Le Dictionnaire Onondago de Zeisberger, est, comme vous savés, très volumineux; j’en extrairai pour vous les mots du Vocabulaire de l’Impératrice Catherine[d], & j’aurai l’honneur de vous les envoyer.[e]
Les Ouvrages de Pyrlaeus[f] appartiennent à la langue des Mohawks; c’est par erreur qu’on a mis Onondago dans le Catalogue au No. 531. p. 231. . Je les relirai avec attraction, pour vous donner une idée de ce que c’est, de manière que vous puissiés juger de ce qui vous en conviendra.
Je vous enverrai avec plaisir l’ouvrage de Hunter[g]; mais je vous annonce que c’étoit un imposteur comme Psalmanaazaar[h]; je l’ai reconnu tel dès que j’ai pu converser avec lui; je l’ai proclamé tel; mais on n’a pas voulu me croire. Trois ans après son împosture a été généralement reconnue. Il est mort dans la Province de Texas, où il avoit été essayer de révolutionner.

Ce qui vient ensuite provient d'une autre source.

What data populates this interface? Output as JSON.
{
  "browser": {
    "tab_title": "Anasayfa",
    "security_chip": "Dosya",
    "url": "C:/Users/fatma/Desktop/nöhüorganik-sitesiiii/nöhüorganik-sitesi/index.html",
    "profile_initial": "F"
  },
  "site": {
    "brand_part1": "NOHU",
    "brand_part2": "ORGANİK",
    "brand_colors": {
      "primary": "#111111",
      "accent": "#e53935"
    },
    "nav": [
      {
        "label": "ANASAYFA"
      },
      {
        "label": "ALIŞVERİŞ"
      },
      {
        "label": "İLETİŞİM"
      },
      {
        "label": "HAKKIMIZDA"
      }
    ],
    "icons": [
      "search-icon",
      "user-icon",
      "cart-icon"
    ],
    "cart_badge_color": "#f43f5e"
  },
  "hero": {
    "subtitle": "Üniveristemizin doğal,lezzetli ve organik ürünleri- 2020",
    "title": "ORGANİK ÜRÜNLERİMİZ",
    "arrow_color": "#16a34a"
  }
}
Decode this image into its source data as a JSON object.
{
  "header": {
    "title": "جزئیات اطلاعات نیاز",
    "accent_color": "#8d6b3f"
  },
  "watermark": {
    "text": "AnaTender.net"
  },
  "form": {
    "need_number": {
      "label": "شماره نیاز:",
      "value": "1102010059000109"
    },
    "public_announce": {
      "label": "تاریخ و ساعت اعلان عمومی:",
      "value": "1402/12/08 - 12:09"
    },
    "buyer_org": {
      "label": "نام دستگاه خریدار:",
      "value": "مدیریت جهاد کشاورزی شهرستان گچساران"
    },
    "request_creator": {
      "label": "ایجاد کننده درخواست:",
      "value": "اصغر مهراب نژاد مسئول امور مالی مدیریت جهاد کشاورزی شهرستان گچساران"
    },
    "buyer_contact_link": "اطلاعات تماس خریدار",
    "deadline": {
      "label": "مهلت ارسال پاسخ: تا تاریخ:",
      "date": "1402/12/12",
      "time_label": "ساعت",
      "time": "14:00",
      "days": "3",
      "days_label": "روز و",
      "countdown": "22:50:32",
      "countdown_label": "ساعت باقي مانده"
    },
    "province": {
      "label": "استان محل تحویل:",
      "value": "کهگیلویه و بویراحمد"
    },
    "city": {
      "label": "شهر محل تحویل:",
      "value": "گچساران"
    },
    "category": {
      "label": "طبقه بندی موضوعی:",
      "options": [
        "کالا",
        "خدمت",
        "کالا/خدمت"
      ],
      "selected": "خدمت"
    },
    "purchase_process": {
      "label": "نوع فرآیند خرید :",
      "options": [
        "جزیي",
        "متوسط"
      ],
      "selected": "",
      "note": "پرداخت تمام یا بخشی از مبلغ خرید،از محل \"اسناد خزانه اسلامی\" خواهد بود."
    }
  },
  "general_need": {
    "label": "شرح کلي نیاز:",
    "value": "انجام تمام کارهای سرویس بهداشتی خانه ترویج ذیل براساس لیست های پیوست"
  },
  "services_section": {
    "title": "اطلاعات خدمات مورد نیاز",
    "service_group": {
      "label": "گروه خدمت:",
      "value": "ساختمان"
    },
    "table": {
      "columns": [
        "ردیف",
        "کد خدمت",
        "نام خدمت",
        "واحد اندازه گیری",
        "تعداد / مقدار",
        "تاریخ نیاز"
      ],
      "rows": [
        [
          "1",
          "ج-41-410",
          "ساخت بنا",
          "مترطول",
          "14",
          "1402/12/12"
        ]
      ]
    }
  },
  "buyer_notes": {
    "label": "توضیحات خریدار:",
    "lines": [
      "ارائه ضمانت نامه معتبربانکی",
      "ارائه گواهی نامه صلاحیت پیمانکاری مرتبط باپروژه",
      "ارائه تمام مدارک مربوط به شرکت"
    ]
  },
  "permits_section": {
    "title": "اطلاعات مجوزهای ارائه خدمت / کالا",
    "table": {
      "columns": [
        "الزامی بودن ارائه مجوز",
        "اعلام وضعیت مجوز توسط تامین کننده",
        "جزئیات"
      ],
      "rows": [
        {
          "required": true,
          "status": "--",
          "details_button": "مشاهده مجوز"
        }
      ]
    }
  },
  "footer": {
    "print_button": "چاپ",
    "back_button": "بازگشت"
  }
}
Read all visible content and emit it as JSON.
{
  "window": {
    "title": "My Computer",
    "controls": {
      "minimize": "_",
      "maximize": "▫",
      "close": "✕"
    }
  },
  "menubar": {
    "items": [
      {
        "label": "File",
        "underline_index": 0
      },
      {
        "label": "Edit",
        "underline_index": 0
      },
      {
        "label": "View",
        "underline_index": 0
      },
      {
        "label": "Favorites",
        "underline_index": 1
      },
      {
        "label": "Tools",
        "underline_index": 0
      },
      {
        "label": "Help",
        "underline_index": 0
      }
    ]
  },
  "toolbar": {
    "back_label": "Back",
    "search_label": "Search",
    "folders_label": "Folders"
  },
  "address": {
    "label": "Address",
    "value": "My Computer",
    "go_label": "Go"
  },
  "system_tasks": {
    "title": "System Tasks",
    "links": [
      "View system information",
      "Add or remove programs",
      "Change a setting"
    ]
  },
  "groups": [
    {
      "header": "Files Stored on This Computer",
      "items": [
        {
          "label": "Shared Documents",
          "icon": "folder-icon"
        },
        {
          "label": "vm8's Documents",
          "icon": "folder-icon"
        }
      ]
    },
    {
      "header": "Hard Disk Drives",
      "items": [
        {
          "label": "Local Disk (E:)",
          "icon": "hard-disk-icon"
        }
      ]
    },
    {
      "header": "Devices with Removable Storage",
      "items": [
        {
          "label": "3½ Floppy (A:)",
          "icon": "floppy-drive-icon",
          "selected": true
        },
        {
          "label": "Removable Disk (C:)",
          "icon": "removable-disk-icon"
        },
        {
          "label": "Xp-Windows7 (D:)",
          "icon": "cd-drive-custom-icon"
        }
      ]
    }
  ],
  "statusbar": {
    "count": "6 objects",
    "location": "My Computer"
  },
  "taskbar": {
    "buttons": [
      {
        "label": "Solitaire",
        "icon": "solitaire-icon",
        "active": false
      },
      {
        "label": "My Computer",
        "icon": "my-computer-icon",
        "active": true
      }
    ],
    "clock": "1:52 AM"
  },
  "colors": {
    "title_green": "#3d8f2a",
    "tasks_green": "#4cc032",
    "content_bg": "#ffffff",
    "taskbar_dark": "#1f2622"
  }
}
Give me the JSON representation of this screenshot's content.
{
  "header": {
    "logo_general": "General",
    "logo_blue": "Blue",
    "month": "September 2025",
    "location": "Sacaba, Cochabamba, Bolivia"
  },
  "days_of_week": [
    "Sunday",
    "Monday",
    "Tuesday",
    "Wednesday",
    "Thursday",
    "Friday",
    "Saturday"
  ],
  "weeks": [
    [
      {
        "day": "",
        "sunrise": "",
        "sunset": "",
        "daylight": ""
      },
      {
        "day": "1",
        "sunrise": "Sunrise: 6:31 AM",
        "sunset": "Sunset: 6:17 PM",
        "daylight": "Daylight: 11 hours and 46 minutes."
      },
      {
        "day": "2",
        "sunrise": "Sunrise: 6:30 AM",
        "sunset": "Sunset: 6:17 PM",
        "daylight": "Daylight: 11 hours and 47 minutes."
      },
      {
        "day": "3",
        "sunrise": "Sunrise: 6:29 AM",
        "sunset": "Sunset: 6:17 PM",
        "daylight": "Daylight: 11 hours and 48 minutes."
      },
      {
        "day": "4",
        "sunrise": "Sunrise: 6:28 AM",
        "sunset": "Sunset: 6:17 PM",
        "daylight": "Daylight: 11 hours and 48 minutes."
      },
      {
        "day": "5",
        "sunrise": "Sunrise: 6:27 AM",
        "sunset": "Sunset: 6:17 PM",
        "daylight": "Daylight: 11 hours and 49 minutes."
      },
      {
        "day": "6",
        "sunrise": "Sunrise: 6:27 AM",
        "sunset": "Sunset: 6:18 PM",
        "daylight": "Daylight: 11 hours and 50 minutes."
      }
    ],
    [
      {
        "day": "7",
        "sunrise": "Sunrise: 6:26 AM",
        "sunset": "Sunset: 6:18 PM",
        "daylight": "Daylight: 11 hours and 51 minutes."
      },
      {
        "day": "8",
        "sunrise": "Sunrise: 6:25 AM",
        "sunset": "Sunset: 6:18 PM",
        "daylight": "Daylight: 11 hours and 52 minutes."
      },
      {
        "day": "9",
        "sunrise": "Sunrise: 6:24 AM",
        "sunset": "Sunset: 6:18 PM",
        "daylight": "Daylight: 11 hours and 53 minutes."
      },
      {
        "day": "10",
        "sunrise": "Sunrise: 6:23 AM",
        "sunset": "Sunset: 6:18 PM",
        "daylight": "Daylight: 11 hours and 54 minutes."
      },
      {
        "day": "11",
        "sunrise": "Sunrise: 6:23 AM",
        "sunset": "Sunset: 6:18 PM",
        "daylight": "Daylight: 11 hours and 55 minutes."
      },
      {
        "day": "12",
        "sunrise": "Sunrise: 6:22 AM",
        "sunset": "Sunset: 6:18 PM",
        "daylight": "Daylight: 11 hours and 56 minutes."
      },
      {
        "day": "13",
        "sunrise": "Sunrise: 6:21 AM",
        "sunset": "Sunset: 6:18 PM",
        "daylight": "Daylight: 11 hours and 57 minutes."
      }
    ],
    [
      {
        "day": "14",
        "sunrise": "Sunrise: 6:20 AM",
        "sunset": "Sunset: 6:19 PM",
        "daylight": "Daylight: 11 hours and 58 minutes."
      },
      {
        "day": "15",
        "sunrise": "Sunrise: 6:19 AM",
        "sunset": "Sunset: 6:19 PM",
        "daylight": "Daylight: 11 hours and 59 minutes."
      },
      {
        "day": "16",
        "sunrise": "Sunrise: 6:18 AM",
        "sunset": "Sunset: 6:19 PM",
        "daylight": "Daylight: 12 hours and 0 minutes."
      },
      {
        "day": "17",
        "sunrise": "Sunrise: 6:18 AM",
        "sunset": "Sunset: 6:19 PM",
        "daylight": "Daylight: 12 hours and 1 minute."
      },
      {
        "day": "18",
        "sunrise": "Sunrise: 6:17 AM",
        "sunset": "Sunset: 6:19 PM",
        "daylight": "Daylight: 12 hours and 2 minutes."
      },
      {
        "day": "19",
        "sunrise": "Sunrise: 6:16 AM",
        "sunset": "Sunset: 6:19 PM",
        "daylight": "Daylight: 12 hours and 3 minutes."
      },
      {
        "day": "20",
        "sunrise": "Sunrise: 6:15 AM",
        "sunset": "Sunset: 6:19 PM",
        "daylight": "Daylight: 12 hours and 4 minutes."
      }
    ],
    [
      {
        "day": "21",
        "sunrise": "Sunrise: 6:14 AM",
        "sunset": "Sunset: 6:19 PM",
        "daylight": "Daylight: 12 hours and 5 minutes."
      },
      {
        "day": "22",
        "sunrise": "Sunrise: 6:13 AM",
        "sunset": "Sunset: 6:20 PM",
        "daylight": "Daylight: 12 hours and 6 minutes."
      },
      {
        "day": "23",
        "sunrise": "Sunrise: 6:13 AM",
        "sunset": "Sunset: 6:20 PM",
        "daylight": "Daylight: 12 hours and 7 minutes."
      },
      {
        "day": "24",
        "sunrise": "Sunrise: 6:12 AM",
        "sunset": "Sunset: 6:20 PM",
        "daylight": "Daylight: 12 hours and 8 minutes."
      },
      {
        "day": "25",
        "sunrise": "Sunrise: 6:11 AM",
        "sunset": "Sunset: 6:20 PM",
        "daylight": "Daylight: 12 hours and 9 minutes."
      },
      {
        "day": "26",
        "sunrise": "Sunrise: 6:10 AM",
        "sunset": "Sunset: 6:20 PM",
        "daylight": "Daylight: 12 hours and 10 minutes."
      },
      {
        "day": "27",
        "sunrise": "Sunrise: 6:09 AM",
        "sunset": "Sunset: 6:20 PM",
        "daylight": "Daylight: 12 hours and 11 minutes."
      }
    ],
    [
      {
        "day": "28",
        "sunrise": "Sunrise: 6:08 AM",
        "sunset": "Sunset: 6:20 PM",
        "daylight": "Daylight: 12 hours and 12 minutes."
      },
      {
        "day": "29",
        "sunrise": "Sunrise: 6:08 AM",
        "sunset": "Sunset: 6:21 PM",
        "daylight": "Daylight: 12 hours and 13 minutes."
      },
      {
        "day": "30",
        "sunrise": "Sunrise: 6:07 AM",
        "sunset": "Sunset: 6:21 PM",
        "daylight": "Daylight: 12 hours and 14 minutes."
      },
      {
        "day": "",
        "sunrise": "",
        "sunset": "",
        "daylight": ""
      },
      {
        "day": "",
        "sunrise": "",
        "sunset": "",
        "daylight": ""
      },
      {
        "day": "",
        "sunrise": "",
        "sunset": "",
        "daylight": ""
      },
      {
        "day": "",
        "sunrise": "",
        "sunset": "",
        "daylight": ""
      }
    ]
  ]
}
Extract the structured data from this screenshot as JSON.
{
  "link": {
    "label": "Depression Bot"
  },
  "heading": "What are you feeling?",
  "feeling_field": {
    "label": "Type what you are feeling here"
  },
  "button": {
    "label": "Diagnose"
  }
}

Les petits livrets en langues sauvages que vous me demandés ne sont pas dans le commerce. Je tâcherai de m’en procurer quelques uns; mais je crains de ne pouvoir réussir.
Je suis avec un profond respectMonsieur le Baron
De Votre Excellence
Le très humble & très obeissant serviteur
Peter S. Du Ponceau
A Philadelphie, le 26 Dec. 1827
P.S. J’ai longtems désiré de posséder un Exemplaire de votre
excellent ouvrage sur la langue Basque; Prüfung der Untersuchungen
&c. J’ai fait tout ce que j’ai pû pour me le procurer, mais
sans succès. Vous ne pourriés me faire un plus grand plaisir, qu’en me
mettant à même d’en obtenir un Exemplaire.
Fußnoten
- a |Editor| Am Fuß der Seite links: <A Son> Excellence Monsieur le Baron
Guillaume de Humboldt &c &c - b |Editor| Ludwig Niederstetter, Chargé d’Affaires, Minister des Königs von Preußen in den Vereinigten Staaten 1825–1830.
- c |Editor| Friedrich Jacob Schmitthenner (1796–1850): Ursprachlehre. Entwurf zu einem System der Grammatik. Frankfurt am Main: Hermannsche Buchhandlung 1826. 8.
- d |Editor| Katharina die Große (1729–1796) [Pallas, Peter Simon (1741–1811)]: Linguarum totius orbis vocabularia comparativa. Sankt Petersburg: Schnoor 1786.
- e |Editor| Dieser von Duponceau angefertigte Auszug befindet sich in Krakau unter der Signatur: Coll. ling. fol. 70, Blatt 3–7.
- f |Editor| Johann Christoph Pyrlaeus (1713–1785): A Collection of Words and Phrases in the Iroquois or Onondago Language explained into German.
- g |Editor| Zu Hunter siehe Duponceaus Brief an Marc-Antoine Jullien de Paris, 13. Januar 1826: Pierre Swiggers (1998): American Linguists and the Origin of Linguistic Typology: Peter Stephen Du Ponceau’s "Comparative Science of Language". In: Proceedings of the American Philosophical Society 142, No. 1, S. 33, Anm. 20. [FZ]
- h |Editor| George Psalmanazar (1679?–1763) [pseud.]: An Historical and Geographical Description of Formosa, an Island subject to the Emperor of Japan. London, Brown [et al.] 1704.